In November 1947, the military coup led by Thai General Phibul led to the exile of Thailand’s Prime Minister Pridi and the Muslim spiritual leader of the time Chularajamontri Cham Promyong.  Haji Sulung was arrested soon after in January 1948.  Following these incidences and many years of General Phibul’s reign, the proliferation of separatist movements began with the Pattani United Liberation Organization (PULO) being the most prominent.

 

The Thai Modern Nation State

Under General Phibul, the administration made serious efforts towards integration and unification through a unified administrative and education system.  The Thai government promulgated a series of cultural mandates which included the prohibition of any designation other than Thai, the prohibition of the use of any language other than Thai, and the decree that homage must be paid to Buddha’s image.  This confronted the Southern Muslims with the challenge of either being loyal to their faith or to their state.

 

Unemployment and Poverty

Many members of the Muslim population, particularly youth, are often forced into Malaysia for both seasonal and permanent work.  This is primarily because jobs in the public sector are difficult to obtain for those students who did not complete their schooling within the Thai education system or learned the Thai language.

 

Nature of the Recent Violence

 

In a renewed campaign, both from insurgents and government, there have been losses of both life and property in the Southern provinces.  Within the first six months of 2005, 207 people have already lost their lives with another 607 injured.  Those who were killed included 6 soldiers, 15 policemen and 186 civilians.  Teachers, religious leaders, and businessmen are among the civilian casualties.   

 

Spread of Fear and a Widening Gap of Understanding - The once vertical conflict between government and insurgents has now grown between religions.

 

Martial Law - Martial law was granted by the Thai government on January 5th ‘04 which gives law enforcement agencies wider power for arrest and detention. 

 

Main Stream Education - Due to the burning of schools, many classes have had to be suspended.

 

Economic Down Trends, Unemployment and Increasing Poverty - Due to continuing violence there has been reluctance on the part of investors to work in the South which is limiting prospects for strengthening the economy and employment creation.  On a more individual note, many families who have lost their loved ones, in many cases the only family wage earner are suffering from deep poverty. 

 

Migration/Refugees - In an unprecedented announcement Malaysia offered to provide temporary shelters for Thai nationals seeking refuge in the wake of the unrest in the southern provinces.

 

Sector Responses

 

Government of Thailand

§       Immediate declaration of Martial Law in order to restore law and order.

§       Development of an economic package in order to create employment and improve the economic condition of the people.

§       Establishment of an inquiry commission to investigate the military operation in Kruse Mosque and the allocation of funds to compensate those who lost family members.

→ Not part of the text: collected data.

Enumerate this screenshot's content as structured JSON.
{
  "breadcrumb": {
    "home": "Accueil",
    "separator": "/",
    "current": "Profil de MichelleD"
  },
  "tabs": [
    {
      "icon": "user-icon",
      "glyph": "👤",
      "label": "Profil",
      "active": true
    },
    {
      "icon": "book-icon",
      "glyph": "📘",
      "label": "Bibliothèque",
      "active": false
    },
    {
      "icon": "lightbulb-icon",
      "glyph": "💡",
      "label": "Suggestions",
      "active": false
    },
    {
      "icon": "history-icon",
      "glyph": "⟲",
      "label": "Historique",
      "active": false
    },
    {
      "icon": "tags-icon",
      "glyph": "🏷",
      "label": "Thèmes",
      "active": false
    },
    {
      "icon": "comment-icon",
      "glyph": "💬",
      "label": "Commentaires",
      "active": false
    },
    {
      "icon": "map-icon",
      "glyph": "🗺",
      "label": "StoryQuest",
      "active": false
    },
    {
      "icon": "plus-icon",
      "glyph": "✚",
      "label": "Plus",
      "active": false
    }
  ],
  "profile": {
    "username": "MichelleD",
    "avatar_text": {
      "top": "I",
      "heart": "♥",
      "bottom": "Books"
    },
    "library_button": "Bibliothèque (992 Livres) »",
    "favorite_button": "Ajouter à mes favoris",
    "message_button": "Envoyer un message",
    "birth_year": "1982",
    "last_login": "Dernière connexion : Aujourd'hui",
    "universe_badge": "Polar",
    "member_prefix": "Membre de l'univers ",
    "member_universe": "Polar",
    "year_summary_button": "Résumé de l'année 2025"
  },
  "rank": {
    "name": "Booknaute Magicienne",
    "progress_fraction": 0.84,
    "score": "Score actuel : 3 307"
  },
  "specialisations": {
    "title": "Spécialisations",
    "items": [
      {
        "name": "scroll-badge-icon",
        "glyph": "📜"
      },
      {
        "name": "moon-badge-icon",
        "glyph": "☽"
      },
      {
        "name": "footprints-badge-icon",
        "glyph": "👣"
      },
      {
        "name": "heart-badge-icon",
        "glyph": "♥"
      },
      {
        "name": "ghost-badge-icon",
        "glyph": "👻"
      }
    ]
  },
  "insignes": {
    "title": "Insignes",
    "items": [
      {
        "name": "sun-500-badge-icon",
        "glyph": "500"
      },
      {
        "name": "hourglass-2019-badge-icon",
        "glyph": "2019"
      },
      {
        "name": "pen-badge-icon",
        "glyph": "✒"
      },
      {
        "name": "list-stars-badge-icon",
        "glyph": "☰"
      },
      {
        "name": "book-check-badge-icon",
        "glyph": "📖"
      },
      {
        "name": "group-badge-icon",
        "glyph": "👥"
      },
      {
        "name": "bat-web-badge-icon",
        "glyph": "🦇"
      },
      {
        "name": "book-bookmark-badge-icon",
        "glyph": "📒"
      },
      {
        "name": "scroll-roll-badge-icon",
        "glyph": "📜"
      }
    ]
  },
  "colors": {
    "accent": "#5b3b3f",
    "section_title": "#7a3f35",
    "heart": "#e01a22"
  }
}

§       Initiation of dialogue with the government of Malaysia to strengthen cooperation on solving the border problem.

 

Civil Society

§       Pressured the government to demonstrate restraint and not to use excessive force.

§       Organization of forums to address the situation, particularly to identify any under lying causes for the conflict.

§       Initiation of open dialogue with youth and community members.

§       Encouragement for communities to develop their own programs that address their immediate needs.